並列処理

SMP、SPMD、HMPPの違い

並列化手法を説明する前に、並列化に使用するコンピューターを理解する必要があります。計算クラスターでは、1つのノードが単体のワークステーションコンピューターのように機能します。各ノードには、単一のCPUソケットに装着した物理CPUを複数搭載できます。各物理CPUには、多数のコアを内蔵できます。計算クラスター全体は、高速ネットワークで接続した多数のノードで構成されます。図 1 は、それぞれ8コアを内蔵した2基のCPUを搭載する単一の計算ノードを示しています。


図 1. コンピュータークラスターノードの例
  • SMP(Shared Memory Parallelism)手法

    SMPでは、CAEモデルを1つのドメインとして解析します。1つのドメインで複数のスレッドを使用して問題を解析します。問題の解析では、1つのコアあたり1つのスレッドを使用します。この手法が効率的であるのはコア数が少ない(7以下)場合のみです。この手法で使用できるノードは1つのみです。8コア上の8スレッドで1つのドメインを使用してシミュレーションを解析するには、サブミッションオプションとして-np 1 -nt 8を使用します。



    図 2.
  • SPMD(Single Program Multiple Data)手法
    SPMDでは、CAEモデルを多数のドメインに分割します。各ドメインを1つのコアで解析するので、ドメインあたりで使用するスレッドは1つのみです。この手法では、多くのノードを使用して問題を解析できます。Radiossでは、MPI(message passing interface)ソフトウェアを使用してドメイン間で情報を伝達します。最大256コアまでであれば、この手法は効率的ですが、そのためには各ノードを高速ネットワークで相互接続する必要があります。SPMDバージョンは、分散メモリマシン、共有メモリマシン、ワークステーションクラスター、ハイパフォーマンス計算クラスター上で実行できます。次の例では、モデルを32個のドメインに分割し、2つのノード(ノードあたり2基のCPU)を使用して解析します。各CPUは8コアを内蔵しています。32コア上で32個のドメインを使用してシミュレーションを解析するには、サブミッションオプションとして-np 32 -nt 1を使用します。


    図 3.
  • HMPP(Hybrid Massively Parallel Processing)手法

    HMPPでは、CAEモデルを複数のドメインに分割します。各ドメインを複数のコアで解析します。各ドメインでは、複数のスレッドを使用して問題を解析します。スレッドごとに使用するコアは1つです。Radiossでは、MPIソフトウェアを使用してドメイン間で情報を伝達します。複数のノードを使用して問題を解析できます。この手法では、SPMD手法よりドメインが少ないため、ドメイン間の通信量が少なくなります。したがって、多数のコア(257個以上)を使用して問題を解析する場合は、この手法が効果的です。この手法は、ノード間のネットワーク接続が低速な場合も有利です。
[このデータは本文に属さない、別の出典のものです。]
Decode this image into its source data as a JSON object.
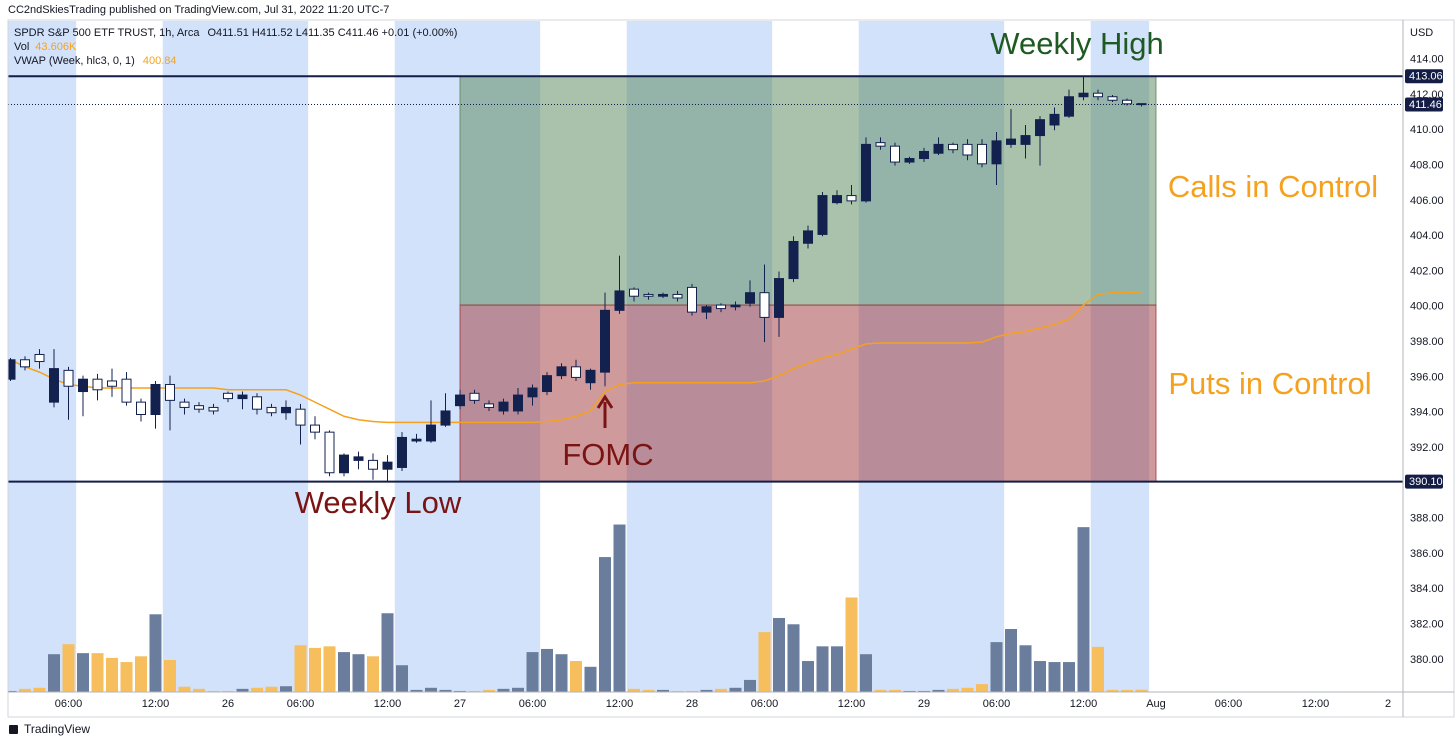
{
  "header": "CC2ndSkiesTrading published on TradingView.com, Jul 31, 2022 11:20 UTC-7",
  "footer": "TradingView",
  "chart_data": {
    "type": "candlestick",
    "legend": {
      "symbol": "SPDR S&P 500 ETF TRUST, 1h, Arca",
      "ohlc": "O411.51  H411.52  L411.35  C411.46  +0.01 (+0.00%)",
      "volume_name": "Vol",
      "volume": "43.606K",
      "vwap_name": "VWAP (Week, hlc3, 0, 1)"
    },
    "axis_label": "USD",
    "categories": [
      null,
      null,
      null,
      null,
      "06:00",
      null,
      null,
      null,
      null,
      null,
      "12:00",
      null,
      null,
      null,
      null,
      "26",
      null,
      null,
      null,
      null,
      "06:00",
      null,
      null,
      null,
      null,
      null,
      "12:00",
      null,
      null,
      null,
      null,
      "27",
      null,
      null,
      null,
      null,
      "06:00",
      null,
      null,
      null,
      null,
      null,
      "12:00",
      null,
      null,
      null,
      null,
      "28",
      null,
      null,
      null,
      null,
      "06:00",
      null,
      null,
      null,
      null,
      null,
      "12:00",
      null,
      null,
      null,
      null,
      "29",
      null,
      null,
      null,
      null,
      "06:00",
      null,
      null,
      null,
      null,
      null,
      "12:00",
      null,
      null,
      null,
      null,
      "Aug",
      null,
      null,
      null,
      null,
      "06:00",
      null,
      null,
      null,
      null,
      null,
      "12:00",
      null,
      null,
      null,
      null,
      "2"
    ],
    "open": [
      395.9,
      397.0,
      397.3,
      394.6,
      396.4,
      395.2,
      395.9,
      395.8,
      395.9,
      394.6,
      393.9,
      395.6,
      394.6,
      394.4,
      394.3,
      395.1,
      394.8,
      394.9,
      394.3,
      394.0,
      394.2,
      393.3,
      392.9,
      390.6,
      391.3,
      391.3,
      390.8,
      390.9,
      392.4,
      392.4,
      393.3,
      394.4,
      395.1,
      394.5,
      394.1,
      394.1,
      394.9,
      395.2,
      396.1,
      396.6,
      395.7,
      396.3,
      399.8,
      401.0,
      400.7,
      400.6,
      400.7,
      401.1,
      399.7,
      400.1,
      400.0,
      400.2,
      400.8,
      399.4,
      401.6,
      403.6,
      404.1,
      405.9,
      406.3,
      406.0,
      409.3,
      409.1,
      408.2,
      408.4,
      408.7,
      409.2,
      409.2,
      409.2,
      408.1,
      409.2,
      409.2,
      409.7,
      410.3,
      410.8,
      411.9,
      412.1,
      411.9,
      411.7,
      411.51,
      null,
      null,
      null,
      null,
      null,
      null,
      null,
      null,
      null,
      null,
      null,
      null,
      null,
      null,
      null,
      null,
      null
    ],
    "high": [
      397.1,
      397.2,
      397.6,
      397.6,
      396.6,
      396.1,
      396.2,
      396.5,
      396.3,
      394.8,
      395.8,
      396.1,
      394.8,
      394.6,
      394.5,
      395.2,
      395.2,
      395.1,
      394.5,
      394.7,
      394.5,
      393.8,
      393.0,
      391.7,
      391.8,
      391.7,
      391.6,
      392.9,
      392.8,
      394.7,
      395.1,
      395.3,
      395.3,
      394.7,
      394.8,
      395.4,
      395.6,
      396.3,
      396.8,
      397.0,
      396.5,
      400.8,
      402.9,
      401.1,
      400.8,
      400.8,
      400.9,
      401.3,
      400.1,
      400.2,
      400.3,
      401.5,
      402.4,
      402.0,
      404.0,
      404.6,
      406.5,
      406.6,
      406.9,
      409.6,
      409.6,
      409.3,
      408.5,
      409.0,
      409.6,
      409.3,
      409.5,
      409.5,
      409.9,
      411.2,
      410.3,
      410.8,
      411.3,
      412.3,
      413.06,
      412.3,
      412.0,
      411.8,
      411.52,
      null,
      null,
      null,
      null,
      null,
      null,
      null,
      null,
      null,
      null,
      null,
      null,
      null,
      null,
      null,
      null,
      null
    ],
    "low": [
      395.8,
      396.4,
      396.5,
      394.3,
      393.6,
      393.8,
      394.7,
      394.9,
      394.4,
      393.5,
      393.1,
      393.0,
      393.9,
      394.0,
      393.9,
      394.6,
      394.2,
      393.9,
      393.8,
      393.6,
      392.2,
      392.5,
      390.4,
      390.4,
      390.8,
      390.2,
      390.1,
      390.7,
      392.3,
      392.3,
      393.2,
      394.2,
      394.5,
      394.1,
      393.9,
      393.9,
      394.4,
      395.0,
      395.9,
      395.8,
      395.3,
      395.5,
      399.6,
      400.3,
      400.4,
      400.5,
      400.3,
      399.5,
      399.3,
      399.7,
      399.8,
      400.0,
      398.0,
      398.3,
      401.4,
      403.3,
      404.0,
      405.8,
      405.8,
      405.9,
      408.9,
      408.0,
      408.1,
      408.2,
      408.6,
      408.7,
      408.3,
      407.9,
      406.9,
      409.0,
      408.4,
      408.0,
      410.0,
      410.7,
      411.7,
      411.7,
      411.6,
      411.4,
      411.35,
      null,
      null,
      null,
      null,
      null,
      null,
      null,
      null,
      null,
      null,
      null,
      null,
      null,
      null,
      null,
      null,
      null
    ],
    "close": [
      397.0,
      396.6,
      396.9,
      396.5,
      395.5,
      395.9,
      395.3,
      395.5,
      394.6,
      393.9,
      395.6,
      394.7,
      394.3,
      394.2,
      394.1,
      394.8,
      395.0,
      394.2,
      394.0,
      394.3,
      393.3,
      392.9,
      390.6,
      391.6,
      391.5,
      390.8,
      391.2,
      392.6,
      392.5,
      393.3,
      394.1,
      395.0,
      394.7,
      394.3,
      394.6,
      395.0,
      395.4,
      396.1,
      396.6,
      396.0,
      396.4,
      399.8,
      400.9,
      400.6,
      400.6,
      400.7,
      400.5,
      399.7,
      400.0,
      399.9,
      400.1,
      400.8,
      399.4,
      401.6,
      403.7,
      404.3,
      406.3,
      406.3,
      406.0,
      409.2,
      409.1,
      408.2,
      408.4,
      408.8,
      409.2,
      408.9,
      408.6,
      408.1,
      409.4,
      409.5,
      409.7,
      410.6,
      410.9,
      411.9,
      412.1,
      411.9,
      411.7,
      411.5,
      411.46,
      null,
      null,
      null,
      null,
      null,
      null,
      null,
      null,
      null,
      null,
      null,
      null,
      null,
      null,
      null,
      null,
      null
    ],
    "volume": [
      20,
      60,
      80,
      720,
      910,
      740,
      740,
      650,
      570,
      680,
      1480,
      610,
      100,
      60,
      20,
      20,
      60,
      80,
      100,
      110,
      890,
      840,
      870,
      760,
      720,
      680,
      1500,
      510,
      40,
      80,
      40,
      20,
      20,
      40,
      60,
      80,
      760,
      820,
      720,
      590,
      480,
      2570,
      3190,
      60,
      40,
      40,
      20,
      20,
      40,
      60,
      80,
      230,
      1140,
      1410,
      1290,
      590,
      870,
      870,
      1800,
      720,
      40,
      40,
      20,
      20,
      40,
      60,
      80,
      150,
      950,
      1200,
      890,
      590,
      570,
      570,
      3140,
      860,
      40,
      40,
      43.606,
      null,
      null,
      null,
      null,
      null,
      null,
      null,
      null,
      null,
      null,
      null,
      null,
      null,
      null,
      null,
      null,
      null
    ],
    "vwap": [
      397.0,
      396.6,
      396.3,
      395.9,
      395.6,
      395.5,
      395.4,
      395.4,
      395.4,
      395.4,
      395.4,
      395.4,
      395.4,
      395.4,
      395.4,
      395.3,
      395.3,
      395.3,
      395.3,
      395.3,
      395.0,
      394.6,
      394.2,
      393.8,
      393.6,
      393.5,
      393.45,
      393.45,
      393.45,
      393.45,
      393.45,
      393.45,
      393.45,
      393.45,
      393.45,
      393.45,
      393.45,
      393.5,
      393.6,
      393.8,
      394.1,
      395.2,
      395.6,
      395.7,
      395.7,
      395.7,
      395.7,
      395.7,
      395.7,
      395.7,
      395.7,
      395.7,
      395.8,
      396.1,
      396.5,
      396.8,
      397.1,
      397.3,
      397.6,
      397.9,
      397.95,
      397.95,
      397.95,
      397.95,
      397.95,
      397.95,
      397.95,
      398.0,
      398.3,
      398.5,
      398.6,
      398.8,
      399.0,
      399.3,
      400.1,
      400.7,
      400.8,
      400.82,
      400.84,
      null,
      null,
      null,
      null,
      null,
      null,
      null,
      null,
      null,
      null,
      null,
      null,
      null,
      null,
      null,
      null,
      null
    ],
    "ylim": [
      378.18,
      416.19
    ],
    "yticks": [
      {
        "value": 380,
        "label": "380.00"
      },
      {
        "value": 382,
        "label": "382.00"
      },
      {
        "value": 384,
        "label": "384.00"
      },
      {
        "value": 386,
        "label": "386.00"
      },
      {
        "value": 388,
        "label": "388.00"
      },
      {
        "value": 392,
        "label": "392.00"
      },
      {
        "value": 394,
        "label": "394.00"
      },
      {
        "value": 396,
        "label": "396.00"
      },
      {
        "value": 398,
        "label": "398.00"
      },
      {
        "value": 400,
        "label": "400.00"
      },
      {
        "value": 402,
        "label": "402.00"
      },
      {
        "value": 404,
        "label": "404.00"
      },
      {
        "value": 406,
        "label": "406.00"
      },
      {
        "value": 408,
        "label": "408.00"
      },
      {
        "value": 410,
        "label": "410.00"
      },
      {
        "value": 412,
        "label": "412.00"
      },
      {
        "value": 414,
        "label": "414.00"
      }
    ],
    "volume_lim": [
      0,
      4000
    ],
    "grid": false,
    "levels": [
      {
        "value": 413.06,
        "label": "413.06"
      },
      {
        "value": 390.1,
        "label": "390.10"
      }
    ],
    "zones": [
      {
        "range": [
          400.1,
          413.06
        ],
        "color": "#55855a"
      },
      {
        "range": [
          390.1,
          400.1
        ],
        "color": "#a0353a"
      }
    ],
    "annotations": [
      {
        "text": "Weekly High",
        "color": "#1e5a22"
      },
      {
        "text": "Weekly Low",
        "color": "#7a1414"
      },
      {
        "text": "FOMC",
        "color": "#7a1414"
      },
      {
        "text": "Calls in Control",
        "color": "#f5a11f"
      },
      {
        "text": "Puts in Control",
        "color": "#f5a11f"
      }
    ],
    "up_color": "#13214f",
    "down_color": "#ffffff",
    "volume_up_color": "#6a7d9d",
    "volume_down_color": "#f6be5c",
    "vwap_color": "#f5a11f",
    "session_color": "#d3e2fb",
    "level_color": "#131d46"
  }
}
    1つのドメインでのスレッド間通信が最も効率的になるのは、すべてのスレッドを同じCPUで処理している場合です。この例では、同じ構成の2つのノード(ノードあたり2基のCPU、CPUあたり8コア)を使用して問題を解析しています。このモデルは4つのドメインに分割され、ドメインごとに8つのスレッドを使用しているので、合計で32コアを使用しています。このケースでは、サブミッションオプションとして-np 4 -nt 8を使用します。


    図 4.

/PARITH/ONとは

並列演算”オプションは、Radiossと他の陽解法ソルバーとの大きな差別化機能です。このオプションは、RadiossのSMP、SPMD、HMPPの各バージョンで使用できます。

Radiossのリリースとコンピューターアーキテクチャが同じであれば、問題の解決に使用するプロセッサの数に関係なく、並列演算オプションによって確実に同じ結果が得られます。

特に陽解法シミュレーションでは本質的に局所的な座屈状況が多数発生することから、陽解法シミュレーションの相違に起因する結果の差異は“並列演算”によって低減できます。

運動条件の非適合を適用したモデルでは、必ずしも“並列演算”による効果が得られるとは限りません。